The program already is being touted as critical for power generators looking to give customers more control of their energy costs, while making the power grid more reliable, particularly in areas prone to extreme weather such as California.

Clean Energy

“Throughout my career—including my time as EPA administrator under President Clinton and White House climate advisor under President Obama—I’ve worked to promote visionary investments in clean energy. Yet the need for further action is undeniable,” said Carol Browner, the former EPA head and former director of the White House Office of Energy and Climate Change Policy. “Any Californian who has lived through the last decade of drought, wildfire and extreme weather knows the climate crisis is here. So when the private sector creates an innovative solution like Resi-Station, a major step forward in addressing these challenges, that’s something worth celebrating.”

SIP’s investment in OhmConnect—SIP led OhmConnect’s Series C capital raise, investing $20 million—should expand OhmConnect’s ability to pay California residents who conserve energy by turning off air conditioning and not using major appliances during periods of peak power demand and grid stress. OhmConnect said that at scale, Resi-Station could provide 5 GWh of energy conservation, or five times what OhmConnect provided in August, and equal to the full amount of the energy shortfall in the 2020 blackouts.

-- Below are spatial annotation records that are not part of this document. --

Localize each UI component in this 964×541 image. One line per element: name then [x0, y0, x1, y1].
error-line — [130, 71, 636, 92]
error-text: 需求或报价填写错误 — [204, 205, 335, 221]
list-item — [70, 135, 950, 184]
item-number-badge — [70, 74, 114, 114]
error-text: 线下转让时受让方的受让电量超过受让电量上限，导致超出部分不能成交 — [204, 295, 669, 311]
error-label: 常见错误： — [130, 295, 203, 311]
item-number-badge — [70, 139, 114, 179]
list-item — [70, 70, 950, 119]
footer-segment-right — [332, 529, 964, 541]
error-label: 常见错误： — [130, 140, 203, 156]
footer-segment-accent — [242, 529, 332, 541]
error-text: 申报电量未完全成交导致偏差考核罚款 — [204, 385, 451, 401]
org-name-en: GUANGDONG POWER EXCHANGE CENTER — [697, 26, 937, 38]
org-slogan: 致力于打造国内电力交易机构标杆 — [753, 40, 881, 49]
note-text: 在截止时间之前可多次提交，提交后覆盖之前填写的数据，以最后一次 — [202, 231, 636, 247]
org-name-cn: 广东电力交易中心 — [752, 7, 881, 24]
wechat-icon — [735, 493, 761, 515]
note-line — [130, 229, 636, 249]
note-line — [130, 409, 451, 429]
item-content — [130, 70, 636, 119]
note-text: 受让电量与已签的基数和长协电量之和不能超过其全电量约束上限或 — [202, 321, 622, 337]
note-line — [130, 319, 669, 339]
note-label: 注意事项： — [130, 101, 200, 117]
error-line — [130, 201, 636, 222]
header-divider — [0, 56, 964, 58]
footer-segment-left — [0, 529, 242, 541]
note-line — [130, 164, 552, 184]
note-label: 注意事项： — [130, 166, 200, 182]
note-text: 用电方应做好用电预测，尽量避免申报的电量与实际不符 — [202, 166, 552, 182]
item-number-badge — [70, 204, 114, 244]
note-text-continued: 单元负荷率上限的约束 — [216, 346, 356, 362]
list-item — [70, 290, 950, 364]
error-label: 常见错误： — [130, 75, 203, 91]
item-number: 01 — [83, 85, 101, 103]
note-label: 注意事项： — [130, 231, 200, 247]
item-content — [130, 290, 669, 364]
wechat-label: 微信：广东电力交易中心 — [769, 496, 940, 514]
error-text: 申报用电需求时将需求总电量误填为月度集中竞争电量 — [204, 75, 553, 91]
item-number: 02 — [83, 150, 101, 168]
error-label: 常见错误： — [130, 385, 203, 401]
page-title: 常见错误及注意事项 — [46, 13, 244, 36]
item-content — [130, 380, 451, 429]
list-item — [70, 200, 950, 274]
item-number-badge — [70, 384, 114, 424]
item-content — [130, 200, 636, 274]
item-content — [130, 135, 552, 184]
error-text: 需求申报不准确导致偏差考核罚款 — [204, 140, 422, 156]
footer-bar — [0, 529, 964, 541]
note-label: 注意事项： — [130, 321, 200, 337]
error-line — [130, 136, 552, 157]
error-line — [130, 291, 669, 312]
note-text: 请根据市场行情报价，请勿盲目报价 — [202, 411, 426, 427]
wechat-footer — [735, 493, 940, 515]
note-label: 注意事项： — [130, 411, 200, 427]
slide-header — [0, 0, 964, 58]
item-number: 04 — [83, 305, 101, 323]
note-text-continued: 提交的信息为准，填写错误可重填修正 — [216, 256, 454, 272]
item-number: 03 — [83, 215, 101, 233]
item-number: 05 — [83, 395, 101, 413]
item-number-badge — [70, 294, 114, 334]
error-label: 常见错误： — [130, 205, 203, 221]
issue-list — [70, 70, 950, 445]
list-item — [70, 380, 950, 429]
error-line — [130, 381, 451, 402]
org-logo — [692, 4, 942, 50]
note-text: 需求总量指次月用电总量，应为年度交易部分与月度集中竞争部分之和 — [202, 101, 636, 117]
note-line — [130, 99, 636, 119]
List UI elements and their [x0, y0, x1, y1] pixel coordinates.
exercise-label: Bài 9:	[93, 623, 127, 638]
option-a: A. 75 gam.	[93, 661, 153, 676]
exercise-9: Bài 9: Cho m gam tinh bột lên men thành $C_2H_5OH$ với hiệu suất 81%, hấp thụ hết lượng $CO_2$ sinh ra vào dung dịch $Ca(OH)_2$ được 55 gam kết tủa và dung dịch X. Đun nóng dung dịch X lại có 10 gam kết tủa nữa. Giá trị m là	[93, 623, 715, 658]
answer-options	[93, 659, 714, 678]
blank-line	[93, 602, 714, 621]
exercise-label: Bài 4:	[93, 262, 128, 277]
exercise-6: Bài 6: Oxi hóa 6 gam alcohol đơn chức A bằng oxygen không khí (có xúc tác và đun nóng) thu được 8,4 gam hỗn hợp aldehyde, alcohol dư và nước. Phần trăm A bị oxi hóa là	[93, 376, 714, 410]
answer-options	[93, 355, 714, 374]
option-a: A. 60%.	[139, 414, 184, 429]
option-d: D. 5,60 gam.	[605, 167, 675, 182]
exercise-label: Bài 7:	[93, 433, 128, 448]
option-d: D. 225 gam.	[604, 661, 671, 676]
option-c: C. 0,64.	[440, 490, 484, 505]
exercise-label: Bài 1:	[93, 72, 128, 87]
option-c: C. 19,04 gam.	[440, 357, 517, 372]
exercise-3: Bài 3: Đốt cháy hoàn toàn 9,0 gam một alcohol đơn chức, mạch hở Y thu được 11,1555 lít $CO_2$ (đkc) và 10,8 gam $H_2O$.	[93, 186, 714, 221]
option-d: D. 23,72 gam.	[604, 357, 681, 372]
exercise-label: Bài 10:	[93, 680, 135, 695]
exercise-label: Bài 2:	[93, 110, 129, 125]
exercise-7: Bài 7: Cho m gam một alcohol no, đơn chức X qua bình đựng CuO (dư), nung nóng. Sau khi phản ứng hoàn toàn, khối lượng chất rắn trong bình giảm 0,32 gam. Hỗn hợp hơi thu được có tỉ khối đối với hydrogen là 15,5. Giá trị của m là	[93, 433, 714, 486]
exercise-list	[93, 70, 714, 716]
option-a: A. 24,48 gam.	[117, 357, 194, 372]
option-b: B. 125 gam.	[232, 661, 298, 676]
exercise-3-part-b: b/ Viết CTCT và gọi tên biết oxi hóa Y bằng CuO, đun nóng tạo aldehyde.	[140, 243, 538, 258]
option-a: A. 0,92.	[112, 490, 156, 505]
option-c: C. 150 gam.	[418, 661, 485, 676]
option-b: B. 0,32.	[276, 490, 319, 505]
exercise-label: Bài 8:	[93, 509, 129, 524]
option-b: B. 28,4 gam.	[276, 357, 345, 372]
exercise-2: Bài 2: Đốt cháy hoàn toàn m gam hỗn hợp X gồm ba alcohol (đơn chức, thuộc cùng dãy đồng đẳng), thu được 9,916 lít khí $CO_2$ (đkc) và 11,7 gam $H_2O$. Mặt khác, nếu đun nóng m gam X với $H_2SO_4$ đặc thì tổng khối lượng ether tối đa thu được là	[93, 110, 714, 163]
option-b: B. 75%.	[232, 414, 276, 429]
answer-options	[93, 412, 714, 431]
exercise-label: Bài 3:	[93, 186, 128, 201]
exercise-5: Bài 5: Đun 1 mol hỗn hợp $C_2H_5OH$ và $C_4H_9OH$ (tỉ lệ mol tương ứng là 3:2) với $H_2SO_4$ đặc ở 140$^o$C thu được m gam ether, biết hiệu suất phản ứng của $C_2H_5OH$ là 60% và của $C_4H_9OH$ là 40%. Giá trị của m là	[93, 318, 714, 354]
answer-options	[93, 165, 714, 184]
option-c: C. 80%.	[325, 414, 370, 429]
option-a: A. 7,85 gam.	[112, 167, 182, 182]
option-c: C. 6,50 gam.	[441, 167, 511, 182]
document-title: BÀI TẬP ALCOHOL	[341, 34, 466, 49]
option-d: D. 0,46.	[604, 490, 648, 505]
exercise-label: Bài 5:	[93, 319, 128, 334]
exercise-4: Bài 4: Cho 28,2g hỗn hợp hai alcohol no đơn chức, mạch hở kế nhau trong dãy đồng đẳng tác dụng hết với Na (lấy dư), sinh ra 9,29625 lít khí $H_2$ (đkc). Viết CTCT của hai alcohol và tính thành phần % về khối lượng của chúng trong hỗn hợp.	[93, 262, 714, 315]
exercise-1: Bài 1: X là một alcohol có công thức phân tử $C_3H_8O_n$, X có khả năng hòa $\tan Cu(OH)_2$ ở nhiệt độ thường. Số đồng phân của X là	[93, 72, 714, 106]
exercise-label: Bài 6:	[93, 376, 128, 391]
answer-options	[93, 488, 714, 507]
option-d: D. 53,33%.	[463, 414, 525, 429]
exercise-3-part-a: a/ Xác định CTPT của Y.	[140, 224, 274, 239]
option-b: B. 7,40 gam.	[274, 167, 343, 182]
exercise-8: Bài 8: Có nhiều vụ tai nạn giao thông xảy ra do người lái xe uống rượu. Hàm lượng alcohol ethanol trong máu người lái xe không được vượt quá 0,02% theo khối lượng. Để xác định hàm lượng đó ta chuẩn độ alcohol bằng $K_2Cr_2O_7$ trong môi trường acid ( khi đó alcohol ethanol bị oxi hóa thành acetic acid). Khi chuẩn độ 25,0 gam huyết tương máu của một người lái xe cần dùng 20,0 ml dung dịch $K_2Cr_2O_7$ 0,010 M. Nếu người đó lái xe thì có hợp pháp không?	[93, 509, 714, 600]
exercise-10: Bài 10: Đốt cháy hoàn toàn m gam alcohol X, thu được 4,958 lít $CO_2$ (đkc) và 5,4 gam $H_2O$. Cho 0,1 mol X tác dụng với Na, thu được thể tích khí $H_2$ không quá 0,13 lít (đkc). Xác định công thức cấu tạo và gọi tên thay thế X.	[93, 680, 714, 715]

The Resilia platform will develop and scale technology and infrastructure as the power grid moves from centralized distribution to a more decentralized model. Electricity customers, using distributed resources like rooftop solar, smart devices, and electric vehicle batteries, can connect their homes to leverage the Internet of Things (IoT) to scale electricity consumption up or down to stabilize the power grid.

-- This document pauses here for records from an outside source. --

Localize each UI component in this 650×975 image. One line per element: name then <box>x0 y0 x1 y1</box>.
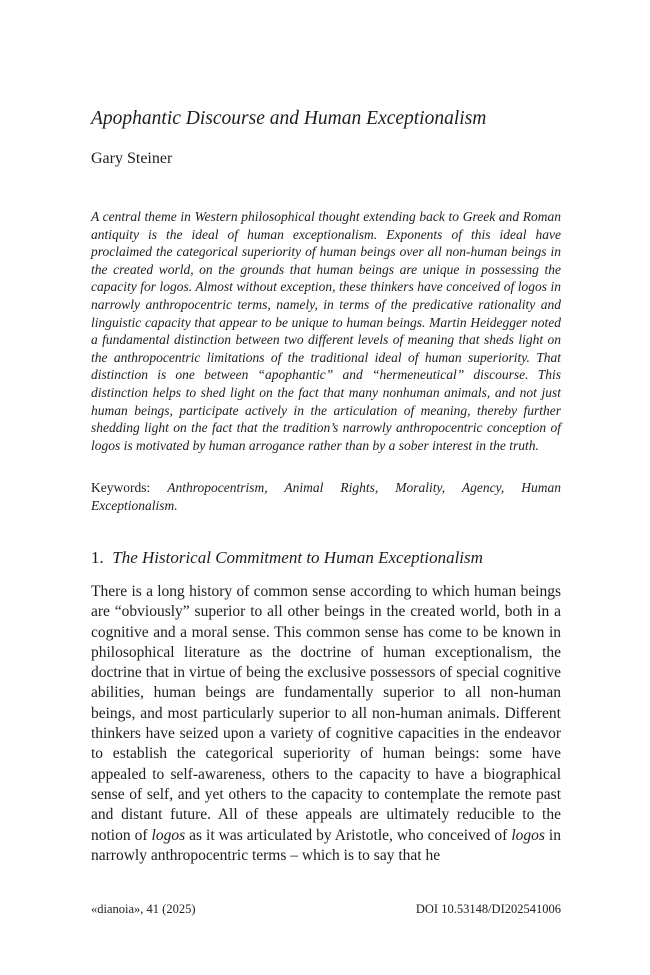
body-text-part2: as it was articulated by Aristotle, who conceived of <box>185 826 512 844</box>
section-number: 1. <box>91 548 104 567</box>
keywords <box>91 479 561 514</box>
article-author: Gary Steiner <box>91 150 173 167</box>
section-heading <box>91 546 561 570</box>
keywords-list: Anthropocentrism, Animal Rights, Morality, Agency, Human Exceptionalism. <box>91 480 562 513</box>
section-title: The Historical Commitment to Human Exceptionalism <box>112 548 483 567</box>
journal-citation: «dianoia», 41 (2025) <box>91 902 196 916</box>
logos-term: logos <box>511 826 545 844</box>
keywords-label: Keywords: <box>91 480 151 495</box>
logos-term: logos <box>151 826 186 844</box>
abstract: A central theme in Western philosophical thought extending back to Greek and Roman antiquity is the ideal of human exceptionalism. Exponents of this ideal have proclaimed the categorical superiority of human beings over all non-human beings in the created world, on the grounds that human beings are unique in possessing the capacity for logos. Almost without exception, these thinkers have conceived of logos in narrowly anthropocentric terms, namely, in terms of the predicative rationality and linguistic capacity that appear to be unique to human beings. Martin Heidegger noted a fundamental distinction between two different levels of meaning that sheds light on the anthropocentric limitations of the traditional ideal of human superiority. That distinction is one between “apophantic” and “hermeneutical” discourse. This distinction helps to shed light on the fact that many nonhuman animals, and not just human beings, participate actively in the articulation of meaning, thereby further shedding light on the fact that the tradition’s narrowly anthropocentric conception of logos is motivated by human arrogance rather than by a sober interest in the truth. <box>91 209 561 453</box>
body-text-part1: There is a long history of common sense according to which human beings are “obviously” superior to all other beings in the created world, both in a cognitive and a moral sense. This common sense has come to be known in philosophical literature as the doctrine of human exceptionalism, the doctrine that in virtue of being the exclusive possessors of special cognitive abilities, human beings are fundamentally superior to all non-human beings, and most particularly superior to all non-human animals. Different thinkers have seized upon a variety of cognitive capacities in the endeavor to establish the categorical superiority of human beings: some have appealed to self-awareness, others to the capacity to have a biographical sense of self, and yet others to the capacity to contemplate the remote past and distant future. All of these appeals are ultimately reducible to the notion of <box>91 583 561 844</box>
doi-link[interactable]: DOI 10.53148/DI202541006 <box>415 902 561 916</box>
body-paragraph <box>91 582 561 866</box>
body-text-part3: in narrowly anthropocentric terms – which is to say that he <box>91 826 561 864</box>
page-footer <box>91 901 561 917</box>
article-title: Apophantic Discourse and Human Exceptionalism <box>91 108 487 129</box>
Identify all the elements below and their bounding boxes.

“OhmConnect has pioneered a powerful way to engage consumers—particularly low- to moderate-income consumers—in saving energy, including innovative programs in Alameda County with East Bay Community Energy,” said East Bay CEO Nick Chaset. “The building of Resi-Station is a critical next step in developing the clean energy grid of the future.”

SIP and OhmConnect are partnering with leading manufacturers of connected and secure home devices, including Google, and plan to offer free smart thermostats to potentially hundreds of thousands of participants in the OhmConnect software program enabling Resi-Station.

“Google Nest has long been committed to help scale consumer enrollment in demand response (DR) programs by decreasing the cost of smart thermostat devices, partnering with utilities to offer DR participation rebates,” said Jeff Hamel, director of industry partnerships at Google. “We’ve already seen how smart thermostat DR programs have helped keep the lights on in California. Large-scale consumer-powered DR programs will be a critical part of a future zero-carbon grid, and true collaboration and innovation will help them continue to become a reality.”

Customer Incentives

OhmConnect provides what it calls a “a tech-forward user experience” that will incentivize customers to reduce their electricity consumption via real-time communication prompts. As an example, a customer may receive a text (Figure 3), asking the customer to adjust their thermostat for a few hours in exchange for a reward payment.

3. An OhmConnect user could receive a text, telling them to reduce their electricity use during periods of peak demand. Courtesy: OhmConnect

SIP said that the launch of Resi-Station “is an example of SIP’s mission to identify, finance, and scale the technologies that will define the future of infrastructure. SIP plans to launch similar projects that engage distributed energy resources in an innovative way across the nation, using Resi-Station as a template.”